In 1991, Chiaravalloti was assigned to the General Attorney of the Appellate court of Catanzaro, while from July 1997 to April 2000 he has been attorney general at the Appellate court of Reggio Calabria.

After his experience as governor, Chiaravalloti was commissioner and vice-president of the Authority for the protection of personal data from 2005 to 2012.

=== Political career ===
Chiaravalloti became the official candidate of the House of Freedoms for the office of President of Calabria at the 2000 regional election and won, holding his seat for the following five years.

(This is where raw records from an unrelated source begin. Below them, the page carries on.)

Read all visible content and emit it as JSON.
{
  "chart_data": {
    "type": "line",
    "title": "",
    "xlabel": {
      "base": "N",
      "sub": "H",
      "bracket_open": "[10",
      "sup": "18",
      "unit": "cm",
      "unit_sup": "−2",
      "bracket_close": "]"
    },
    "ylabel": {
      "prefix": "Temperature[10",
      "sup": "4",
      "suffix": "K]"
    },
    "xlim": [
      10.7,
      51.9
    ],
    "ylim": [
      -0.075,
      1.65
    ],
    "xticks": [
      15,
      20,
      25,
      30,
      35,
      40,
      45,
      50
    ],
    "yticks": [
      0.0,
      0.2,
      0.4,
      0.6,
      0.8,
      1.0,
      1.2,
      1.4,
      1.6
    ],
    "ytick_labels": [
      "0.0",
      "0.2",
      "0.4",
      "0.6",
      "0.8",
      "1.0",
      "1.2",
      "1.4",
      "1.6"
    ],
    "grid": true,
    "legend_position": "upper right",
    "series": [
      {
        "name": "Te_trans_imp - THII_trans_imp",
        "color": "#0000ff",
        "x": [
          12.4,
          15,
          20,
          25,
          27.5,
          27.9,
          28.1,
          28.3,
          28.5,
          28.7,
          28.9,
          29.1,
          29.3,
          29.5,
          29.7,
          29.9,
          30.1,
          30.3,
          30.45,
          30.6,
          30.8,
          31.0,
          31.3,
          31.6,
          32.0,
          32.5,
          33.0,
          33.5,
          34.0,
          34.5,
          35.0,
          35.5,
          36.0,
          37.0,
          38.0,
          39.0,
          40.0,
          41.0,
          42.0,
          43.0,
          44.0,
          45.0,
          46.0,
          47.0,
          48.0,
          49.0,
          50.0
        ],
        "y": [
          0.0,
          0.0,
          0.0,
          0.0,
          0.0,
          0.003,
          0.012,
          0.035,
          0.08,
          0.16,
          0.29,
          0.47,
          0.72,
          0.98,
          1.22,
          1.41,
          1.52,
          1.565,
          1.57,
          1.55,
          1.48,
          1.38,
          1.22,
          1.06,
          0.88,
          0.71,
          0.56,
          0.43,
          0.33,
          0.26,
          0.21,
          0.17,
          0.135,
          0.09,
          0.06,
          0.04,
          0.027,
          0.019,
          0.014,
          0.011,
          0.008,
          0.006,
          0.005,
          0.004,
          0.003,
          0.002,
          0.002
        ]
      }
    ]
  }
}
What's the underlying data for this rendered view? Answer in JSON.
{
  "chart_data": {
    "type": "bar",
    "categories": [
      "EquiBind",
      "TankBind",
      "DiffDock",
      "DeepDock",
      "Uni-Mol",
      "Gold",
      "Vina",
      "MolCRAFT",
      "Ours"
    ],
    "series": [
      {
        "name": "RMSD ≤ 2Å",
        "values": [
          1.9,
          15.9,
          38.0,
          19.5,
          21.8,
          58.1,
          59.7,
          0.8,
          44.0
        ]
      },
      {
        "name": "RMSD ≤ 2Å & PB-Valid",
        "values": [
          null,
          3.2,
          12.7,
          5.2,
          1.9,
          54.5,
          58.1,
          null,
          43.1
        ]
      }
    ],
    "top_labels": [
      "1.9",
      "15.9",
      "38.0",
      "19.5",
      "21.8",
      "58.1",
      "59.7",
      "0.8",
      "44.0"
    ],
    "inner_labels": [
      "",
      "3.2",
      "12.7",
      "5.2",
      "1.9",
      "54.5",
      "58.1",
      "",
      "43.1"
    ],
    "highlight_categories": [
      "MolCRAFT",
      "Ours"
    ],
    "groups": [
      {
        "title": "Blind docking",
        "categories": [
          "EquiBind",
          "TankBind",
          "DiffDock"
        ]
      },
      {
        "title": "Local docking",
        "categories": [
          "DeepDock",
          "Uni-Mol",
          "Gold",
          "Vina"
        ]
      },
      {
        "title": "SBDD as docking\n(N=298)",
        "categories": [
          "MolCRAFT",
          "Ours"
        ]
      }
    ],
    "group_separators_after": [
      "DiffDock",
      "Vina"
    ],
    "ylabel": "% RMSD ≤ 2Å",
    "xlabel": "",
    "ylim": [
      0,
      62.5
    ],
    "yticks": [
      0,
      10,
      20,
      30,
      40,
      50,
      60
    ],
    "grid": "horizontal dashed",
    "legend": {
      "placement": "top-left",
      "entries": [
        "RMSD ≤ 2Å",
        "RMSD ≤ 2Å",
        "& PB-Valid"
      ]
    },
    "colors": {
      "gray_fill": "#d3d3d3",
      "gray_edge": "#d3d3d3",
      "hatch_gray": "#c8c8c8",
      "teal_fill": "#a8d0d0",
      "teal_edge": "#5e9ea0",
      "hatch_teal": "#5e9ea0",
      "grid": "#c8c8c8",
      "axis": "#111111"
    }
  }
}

=== Judicial proceedings ===
Together with his successor Agazio Loiero, Chiaravalloti was involved in the Why Not investigation, then led by judge Luigi de Magistris, created to shed light on alleged wrongdoing in the management of public funds for the development of Calabria. Chiaravalloti was charged for the crime of abuse of office but in 2013 he was absolved definitively by the Court of Cassation for not having committed the fact.

== Death ==
Chiaravalloti died on 6 January 2025, at the age of 90.